Purohit explained that there is a dip every couple of years in the commodities sector, forcing companies to retain their focus on top talents.

However, consulting firm Deloitte noted that India Inc. would look into the employees’ skill-sets while plotting their rewards as some skills are more desirable than the others.

“Performance-based differentiation has been a decade-long trend, but the focus we feel is also a lot more on skill-based differentiation now—most organizations are struggling to hire and retain a fairly common set of skills and for most employees, possessing that skill-set really makes the difference. Performance on the job can often be a secondary factor,“ said Anandorup Ghose, a partner at Deloitte India.

The tussle to draw a sharper difference between employees comes amid inflation rising to 7% in August.

As a result, there is a strong chance of the central bank hiking the repo rate by another 50-basis point (bps) in the September policy, which could hurt growth.

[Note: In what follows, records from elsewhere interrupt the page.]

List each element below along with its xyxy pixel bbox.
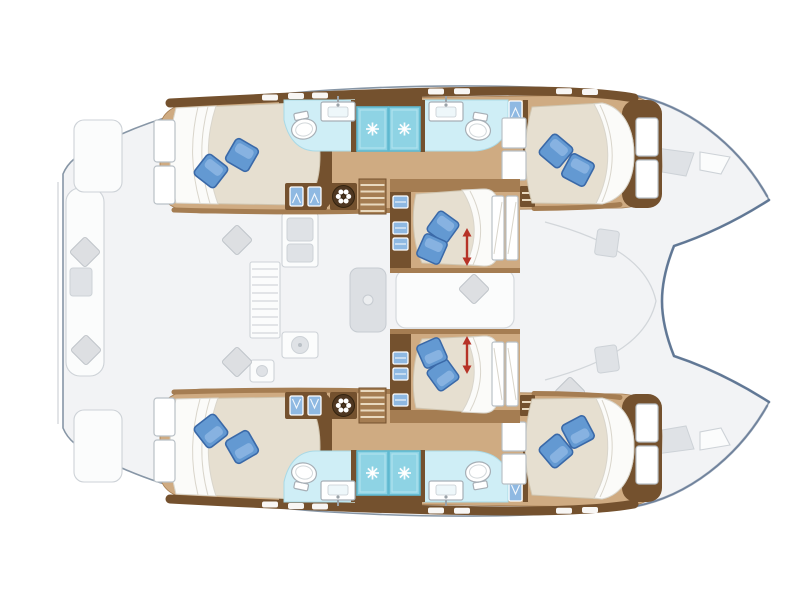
shower — [389, 107, 420, 151]
wardrobe-panel — [636, 118, 658, 156]
center-cabin — [390, 179, 520, 273]
bathroom-locker — [509, 101, 522, 120]
cabin-door-panel — [502, 151, 526, 180]
galley-sink — [287, 218, 313, 241]
drum-unit — [333, 186, 355, 208]
shower — [357, 107, 388, 151]
shower-top-wall — [355, 94, 422, 108]
cabin-door-panel — [502, 118, 526, 148]
cabin-hatch — [393, 222, 408, 234]
aft-cockpit — [66, 188, 104, 376]
hull-inboard-wall — [174, 210, 390, 212]
center-cabin-header-wall — [390, 179, 520, 192]
cabinet-door — [308, 187, 321, 206]
catamaran-floorplan: Catamaran yacht deck and cabin layout fl… — [0, 0, 800, 600]
catamaran-floorplan-page: Catamaran yacht deck and cabin layout fl… — [0, 0, 800, 600]
galley-stove-knob — [298, 343, 302, 347]
cabin-hatch — [393, 238, 408, 250]
cabin-hatch — [393, 196, 408, 208]
hull-window — [154, 166, 175, 204]
hull-bathrooms — [284, 94, 528, 157]
salon-sofa — [396, 270, 514, 328]
hull-window — [154, 120, 175, 162]
galley-sink — [287, 244, 313, 262]
salon-table-detail — [363, 295, 373, 305]
wardrobe-panel — [636, 160, 658, 198]
cockpit-table — [70, 268, 92, 296]
galley-oven-dial — [257, 366, 268, 377]
cockpit-corner-lounger — [74, 120, 122, 192]
center-cabin-foot-wall — [390, 268, 520, 273]
cabinet-door — [290, 187, 303, 206]
deck-locker — [594, 229, 619, 258]
galley-louver-hatch — [250, 262, 280, 338]
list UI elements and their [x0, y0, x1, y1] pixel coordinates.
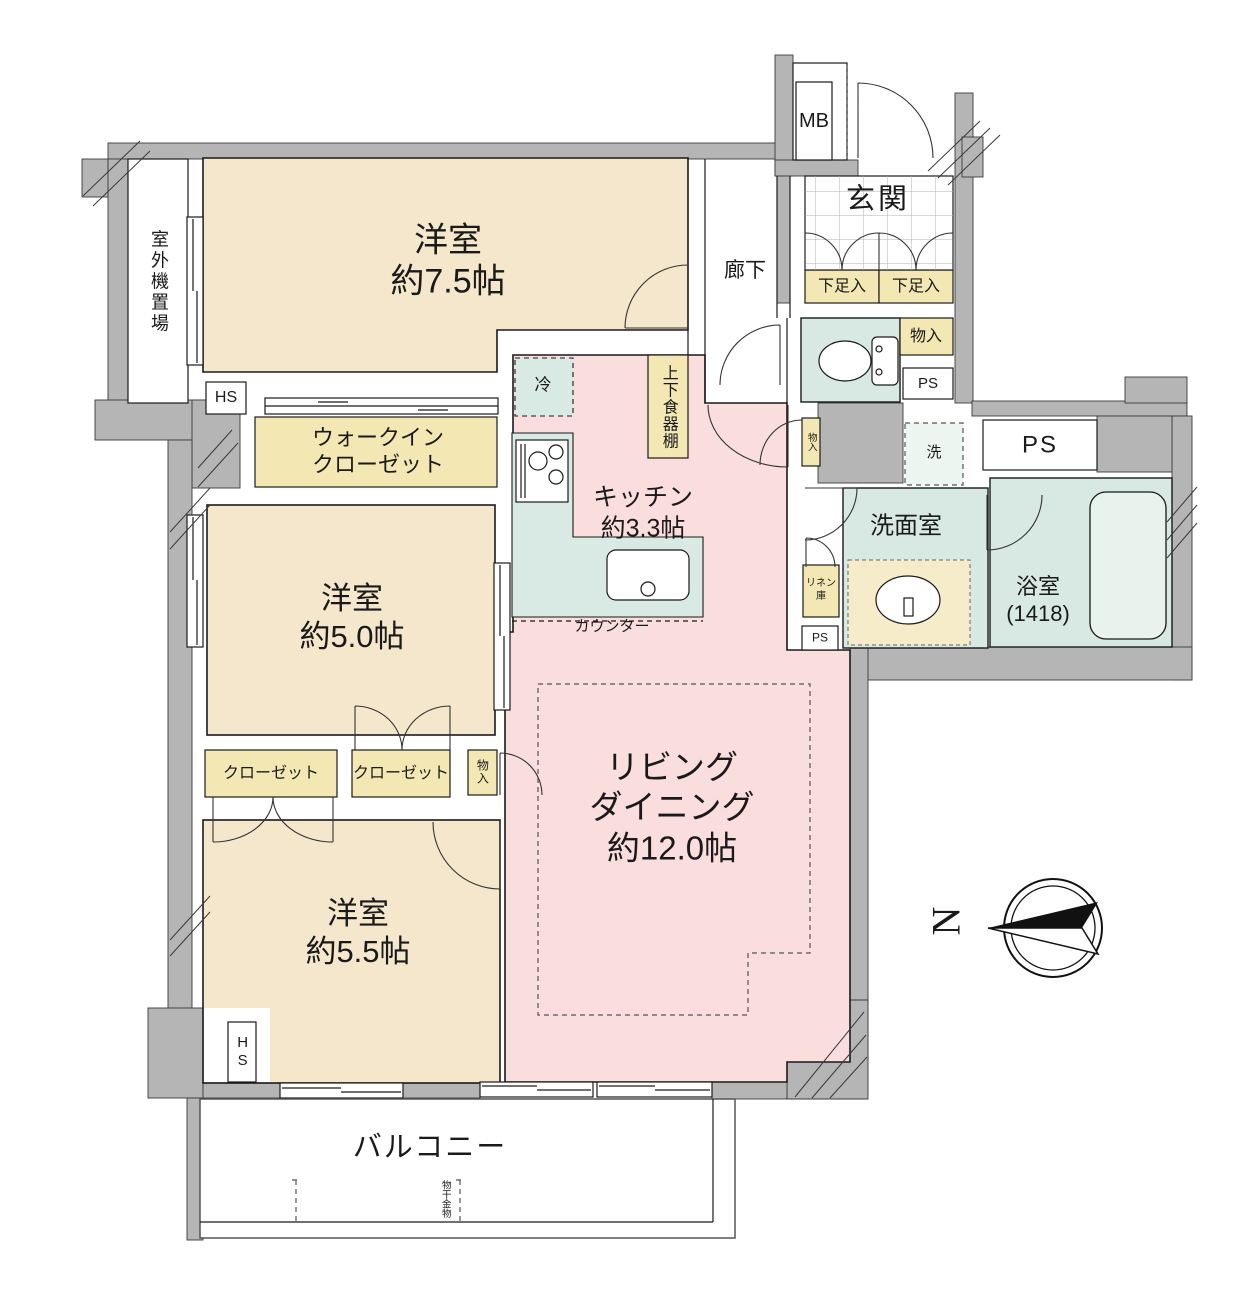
label-monoire-small: 物入	[805, 433, 817, 452]
label-western75: 洋室約7.5帖	[390, 221, 505, 304]
w50-sliding-partition	[494, 563, 510, 710]
window-w55-balcony	[280, 1083, 403, 1098]
label-shoe-right: 下足入	[892, 277, 940, 297]
label-mb: MB	[799, 109, 829, 133]
vanity-sink-icon	[876, 576, 940, 624]
label-hs-bottom: HS	[233, 1034, 251, 1070]
door-linen	[806, 538, 835, 567]
label-monoire-toilet: 物入	[910, 327, 942, 347]
label-counter: カウンター	[574, 618, 649, 636]
balcony-outline	[200, 1099, 735, 1238]
label-monoire-ld: 物入	[475, 759, 490, 785]
label-genkan: 玄関	[846, 182, 910, 217]
floor-plan: 洋室約7.5帖 室外機置場 HS ウォークインクローゼット 洋室約5.0帖 クロ…	[0, 0, 1251, 1306]
sink-icon	[607, 550, 689, 600]
label-corridor: 廊下	[724, 258, 766, 284]
compass-icon	[988, 879, 1102, 977]
label-closet-left: クローゼット	[223, 764, 319, 784]
label-linen: リネン庫	[804, 577, 838, 603]
label-closet-center: クローゼット	[353, 764, 449, 784]
label-wic: ウォークインクローゼット	[312, 425, 444, 479]
label-fridge: 冷	[535, 376, 552, 397]
label-dish-shelf: 上下食器棚	[658, 365, 678, 450]
stove-icon	[516, 440, 568, 502]
label-bathroom: 浴室(1418)	[1006, 574, 1070, 628]
floor-plan-drawing	[0, 0, 1251, 1306]
bathtub-icon	[1090, 492, 1166, 639]
label-western50: 洋室約5.0帖	[299, 580, 404, 656]
toilet-icon	[819, 337, 898, 385]
label-western55: 洋室約5.5帖	[305, 895, 410, 971]
label-ps-toilet: PS	[918, 375, 938, 393]
door-toilet	[720, 325, 780, 385]
door-entrance	[858, 83, 933, 158]
label-ps-large: PS	[1022, 430, 1058, 459]
label-kitchen: キッチン約3.3帖	[593, 483, 693, 544]
label-ps-linen: PS	[812, 631, 828, 646]
label-balcony: バルコニー	[353, 1130, 507, 1165]
label-shoe-left: 下足入	[818, 277, 866, 297]
window-w50-left	[187, 515, 203, 647]
label-washer: 洗	[926, 444, 941, 462]
label-north: N	[923, 907, 972, 936]
label-laundry-hook: 物干金物	[439, 1180, 451, 1218]
label-outdoor-unit: 室外機置場	[147, 230, 169, 335]
window-w75-left	[187, 217, 203, 365]
label-washroom: 洗面室	[870, 511, 942, 540]
label-hs-top: HS	[215, 388, 237, 408]
label-living-dining: リビングダイニング約12.0帖	[590, 748, 755, 869]
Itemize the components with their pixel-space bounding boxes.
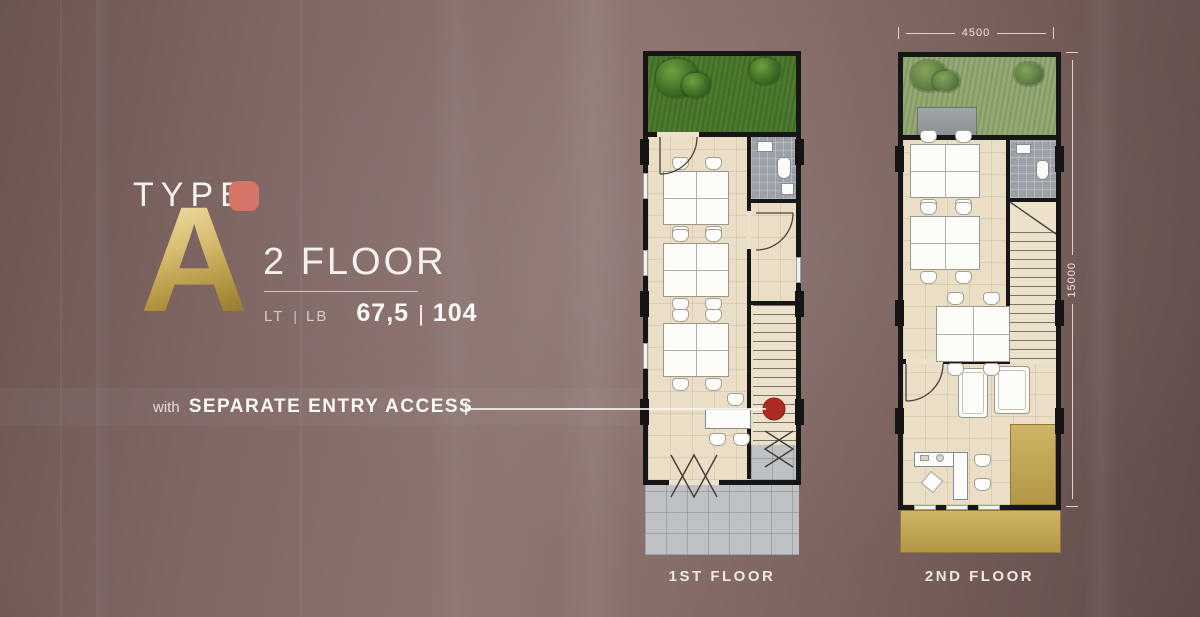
double-door-icon (671, 455, 717, 497)
first-floor-label: 1ST FLOOR (643, 568, 801, 585)
title-divider (264, 291, 418, 292)
dimension-line (906, 33, 955, 34)
background-streak (60, 0, 62, 617)
door-arc (906, 364, 943, 401)
floor-plan-first (643, 45, 801, 557)
callout-feature: SEPARATE ENTRY ACCESS (189, 396, 474, 418)
type-letter: A (140, 198, 248, 321)
callout-text: with SEPARATE ENTRY ACCESS (153, 396, 473, 418)
second-floor-label: 2ND FLOOR (898, 568, 1061, 585)
label-separator: | (293, 308, 297, 324)
height-dimension-value: 15000 (1066, 262, 1078, 298)
background-streak (1084, 0, 1118, 617)
value-separator: | (418, 301, 424, 327)
door-arc (660, 137, 697, 174)
floor-count: 2 FLOOR (263, 241, 447, 284)
floor-plan-second (898, 50, 1061, 555)
dimension-line (1072, 304, 1073, 499)
dimension-tick (898, 27, 899, 39)
dimension-line (1072, 60, 1073, 255)
lb-value: 104 (433, 299, 478, 328)
marketing-slide: TYPE A 2 FLOOR LT | LB 67,5 | 104 with S… (0, 0, 1200, 617)
dimension-line (997, 33, 1046, 34)
callout-prefix: with (153, 399, 180, 416)
stair-diagonal (1010, 202, 1056, 234)
lb-label: LB (306, 308, 328, 325)
lt-label: LT (264, 308, 284, 325)
entry-marker-dot (763, 398, 785, 420)
lt-value: 67,5 (356, 299, 409, 328)
dimension-tick (1053, 27, 1054, 39)
dimension-tick (1066, 52, 1078, 53)
width-dimension-value: 4500 (962, 27, 990, 39)
double-door-icon (765, 431, 793, 467)
dimension-tick (1066, 506, 1078, 507)
double-door-icon (671, 455, 717, 497)
width-dimension: 4500 (898, 26, 1054, 40)
background-streak (96, 0, 112, 617)
height-dimension: 15000 (1064, 52, 1080, 507)
plan-annotations (643, 45, 801, 557)
door-arc (756, 213, 793, 250)
background-streak (556, 0, 632, 617)
callout-leader-line (466, 408, 766, 410)
double-door-icon (765, 431, 793, 467)
area-row: LT | LB 67,5 | 104 (264, 299, 478, 328)
plan-annotations (898, 50, 1061, 555)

After two years of the covid pandemic, data sciences is one of the most coveted skill-sets as companies digitize their processes and customer-facing platforms.

Consultants say for sectors like IT, which incur almost 65-70% of their expenses in wage costs, rising inflation is a big worry. On average, wage costs as a share of revenue rose from 54.3% in the March quarter to 55.2% in the June quarter. Quarterly bonuses and benefits have already taken the hit of margin pressure.

The HR head of one of the largest insurance companies said the company would give a 100% bonus to top performers while those who fall below their targets may get just 20%. “There will not be a huge gap between our best and the lower order, but bonus, long-term incentives for seniors and promotions for juniors will be the differentiator," said the Mumbai-based HR head who did not want to be named.